109.      voorkeursgrenswaarde:

de bij een bestemmingsplan in acht te nemen maximale waarde bij de geluidsbelasting van geluidsgevoelige objecten, zoals deze rechtstreeks kan worden afgeleid uit de Wet geluidshinder en/of het Besluit geluidshinder;

 

110.      vuurwerkbedrijf :

een bedrijf dat is gericht op de vervaardiging of assemblage van vuurwerk of de (detail)handel in vuurwerk, niet bedoeld periodieke verkoop in consumentenvuurwerk, c.q. de opslag van vuurwerk en/of de daarvoor benodigde stoffen;

 

111.      weg :

Alle voor openbaar verkeer openstaande wegen of paden;

 

112.      winkel :

een gebouw, dat een ruimte omvat, die door zijn indeling kennelijk bedoeld is te worden gebruikt voor de detailhandel;

 

113.      woning[3]:

een complex van ruimten, uitsluitend bedoeld voor de huisvesting van één afzonderlijke huishouding;

 

114.      woongebouw :

een gebouw, dat meerdere naast elkaar en/of geheel of gedeeltelijk boven elkaar gelegen woningen omvat en dat qua uiterlijke verschijningsvorm als een eenheid beschouwd kan worden;

 

115.      woonhuis :

een gebouw, dat één woning omvat;

 

116.      woonschip :

een zich op het water bevindend object, dat (nagenoeg) voortdurend dient als woning;

 

117.      woonwagen :

een voor bewoning bestemd gebouw dat is geplaatst op een standplaats en dat in zijn geheel of in delen kan worden verplaatst;

 

118.      zomerhuis :

een gebouw dat dient als recreatieverblijf, waarvan de gebruikers hun hoofdverblijf elders te hebben;

 

119.      zorgwoning :

een gebouw bestaande uit maximaal drie woningen welke bedoeld is voor het onder begeleiding huisvesten van groepen van personen;

 

120.      zijerf :

gedeelte van het erf dat aan de zijkant van het gebouw is gelegen tussen het verlengde van de voorgevel en het verlengde van de achtergevel;

 

121.      Zwembad :

zweminrichting voorzien van een zwembassin, en aan de zweminrichting gerelateerde activiteiten/bouwwerken waaronder: sauna‘s, ondergeschikte horecavoorzieningen, verenigingsruimten en ruimte(s) voor fitness.

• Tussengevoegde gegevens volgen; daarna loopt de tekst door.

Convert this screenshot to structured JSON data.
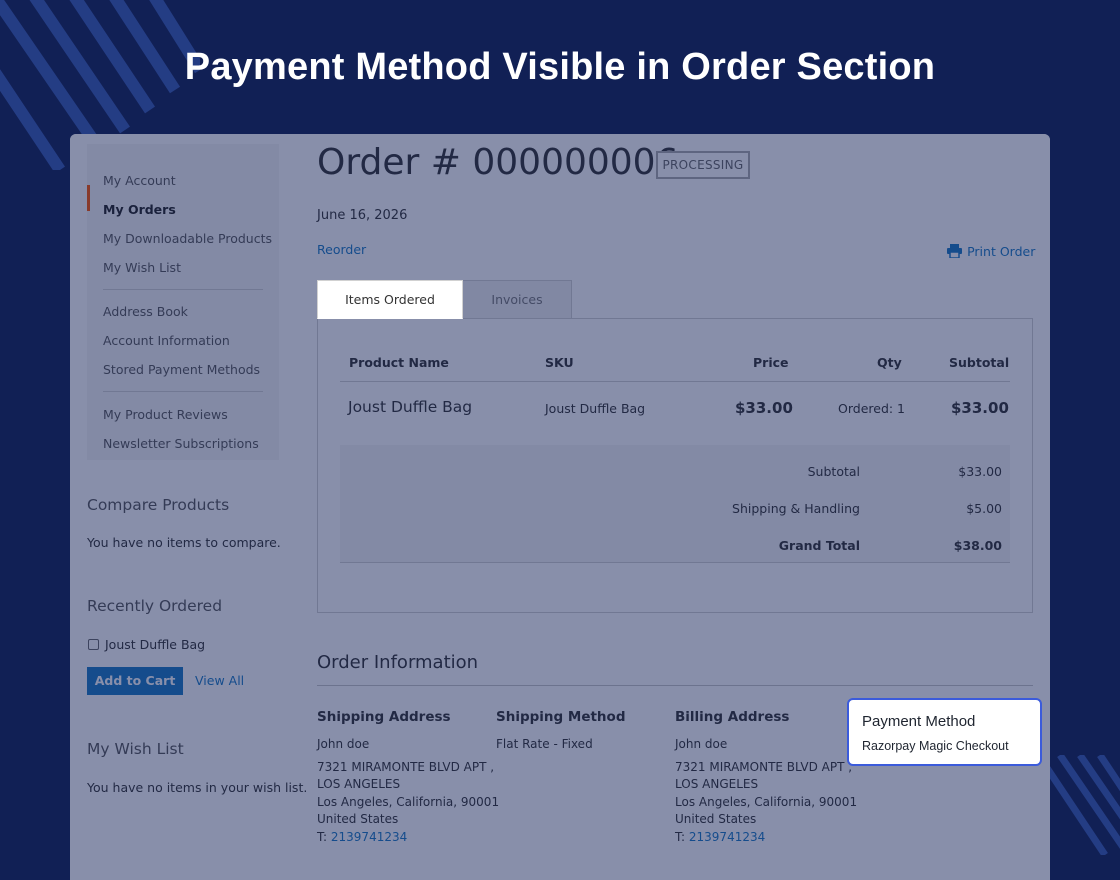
{
  "headline": "Payment Method Visible in Order Section",
  "colors": {
    "background": "#112055",
    "accent": "#1979c3",
    "active_nav": "#ff5501",
    "highlight_border": "#3b5bdb"
  },
  "sidebar": {
    "items": [
      {
        "label": "My Account",
        "active": false
      },
      {
        "label": "My Orders",
        "active": true
      },
      {
        "label": "My Downloadable Products",
        "active": false
      },
      {
        "label": "My Wish List",
        "active": false
      },
      {
        "label": "Address Book",
        "active": false
      },
      {
        "label": "Account Information",
        "active": false
      },
      {
        "label": "Stored Payment Methods",
        "active": false
      },
      {
        "label": "My Product Reviews",
        "active": false
      },
      {
        "label": "Newsletter Subscriptions",
        "active": false
      }
    ],
    "compare": {
      "title": "Compare Products",
      "text": "You have no items to compare."
    },
    "recent": {
      "title": "Recently Ordered",
      "item": "Joust Duffle Bag",
      "add_to_cart": "Add to Cart",
      "view_all": "View All"
    },
    "wishlist": {
      "title": "My Wish List",
      "text": "You have no items in your wish list."
    }
  },
  "order": {
    "title": "Order # 000000006",
    "status": "PROCESSING",
    "date": "June 16, 2026",
    "reorder": "Reorder",
    "print": "Print Order",
    "tabs": [
      {
        "label": "Items Ordered"
      },
      {
        "label": "Invoices"
      }
    ],
    "columns": {
      "name": "Product Name",
      "sku": "SKU",
      "price": "Price",
      "qty": "Qty",
      "subtotal": "Subtotal"
    },
    "item": {
      "name": "Joust Duffle Bag",
      "sku": "Joust Duffle Bag",
      "price": "$33.00",
      "qty": "Ordered: 1",
      "subtotal": "$33.00"
    },
    "totals": {
      "subtotal_label": "Subtotal",
      "subtotal": "$33.00",
      "shipping_label": "Shipping & Handling",
      "shipping": "$5.00",
      "grand_label": "Grand Total",
      "grand": "$38.00"
    }
  },
  "info": {
    "title": "Order Information",
    "shipping_address": {
      "title": "Shipping Address",
      "name": "John doe",
      "street1": "7321 MIRAMONTE BLVD APT ,",
      "street2": "LOS ANGELES",
      "city": "Los Angeles, California, 90001",
      "country": "United States",
      "phone_prefix": "T:",
      "phone": "2139741234"
    },
    "shipping_method": {
      "title": "Shipping Method",
      "value": "Flat Rate - Fixed"
    },
    "billing_address": {
      "title": "Billing Address",
      "name": "John doe",
      "street1": "7321 MIRAMONTE BLVD APT ,",
      "street2": "LOS ANGELES",
      "city": "Los Angeles, California, 90001",
      "country": "United States",
      "phone_prefix": "T:",
      "phone": "2139741234"
    },
    "payment_method": {
      "title": "Payment Method",
      "value": "Razorpay Magic Checkout"
    }
  }
}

Artikel 2   Wijze van meten

 

2.1       Bij toepassing van deze regels wordt als volgt gemeten:

 

a.           de bouw-/ nokhoogte van een bouwwerk:

vanaf het peil tot aan het hoogste punt van een gebouw of van een bouwwerk, geen gebouw zijnde, met uitzondering van kleine bouwonderdelen, zoals schoorstenen, antennes en naar aard daarmee gelijk te stellen bouwonderdelen;

 

b.           de goothoogte van een bouwwerk:

vanaf peil tot aan de bovenkant van de goot, c.q. de druiplijn, het boeibord, of een daarmee gelijk te stellen constructiedeel, ondergeschikte bouwdelen als goten van dakkapellen niet meegerekend;

 

c.            het laagste punt van een bouwwerk;

het laagste punt vanaf peil tot aan de onderkant van de afgewerkte constructie van een gebouw of van een bouwwerk, geen gebouw zijnde;

 

d.           de dakhelling

langs het dakvlak ten opzichte van het horizontale vlak;

(bij mansarde kappen indien de dakhellingen van de dakvlakken onderling niet meer dan 30 graden verschillen de gemiddelde dakhelling van de beide dakvlakken);

 

e.           de oppervlakte van een bouwwerk:

tussen de buitenwerkse gevelvlakken en/of het hart van de scheidingsmuren, neerwaarts geprojecteerd op het gemiddelde niveau van het afgewerkte bouwterrein ter plaatse van het bouwwerk;

 

f.             de inhoud van een bouwwerk:

tussen de onderzijde van de begane grondvloer, de buitenzijde van de gevels (en/of het hart van de scheidsmuren) en de buitenzijde van daken en dakkapellen;

 

g.           de (horizontale) diepte van een gebouw:

de buitenwaartse lengte van een gebouw, gemeten loodrecht vanaf de naar de weg gekeerde gevel;

 

h.           de breedte van een bouwwerk:

tussen de buitenzijde van beide zijgevels en/of harten van scheidsmuren gezien vanaf de voorgevel of het verlengde daarvan;

 

i.             de afstand tot de (achter/zijdelingse) perceelsgrens;

vanaf enig punt van een bouwwerk tot de (achter/zijdelingse) perceelgrens;

 

j.             de hoogte van een windturbine

vanaf het peil tot aan de (wieken)as van de windturbine;

 

2.2        Bij de toepassing van het bepaalde ten aanzien van het bouwen binnen bouwvlakken of bestemmingsvlakken worden ondergeschikte bouwdelen als plinten, pilasters, kozijnen, gevelversieringen, ventilatiekanalen, installatiekasten, schoorstenen, gevel- en kroonlijsten en overstekende daken buiten beschouwing gelaten, mits de bouwhoogte met niet meer dan 1,50 meter wordt overschreden en/of de bestemmingsgrens met niet meer dan 0,5 meter wordt overschreden.

 


Hoofdstuk 2   Bestemmingsregels

 

Artikel 3   Bedrijf - Nutsvoorziening

 

 

3.1       Bestemmingsomschrijving

 

            De voor Bedrijf - Nutsvoorziening aangewezen gronden zijn bestemd voor:

a.       nutsvoorzieningen;

 

met daaraan ondergeschikt

b.       ontsluitingswegen;

 

met de daarbij behorende:

c.       terreinen;

d.       bouwwerken, geen gebouw zijnde.

 

 

3.2       Bouwregels

 

3.2.1     Voor het bouwen van de in lid 3.1, sub a genoemde gebouwen gelden de volgende regels:

a.       een gebouw mag uitsluitend binnen een bouwvlak worden gebouwd;

b.       de maximale bouwhoogte binnen het bouwvlak mag niet meer dan 3,5 meter bedragen.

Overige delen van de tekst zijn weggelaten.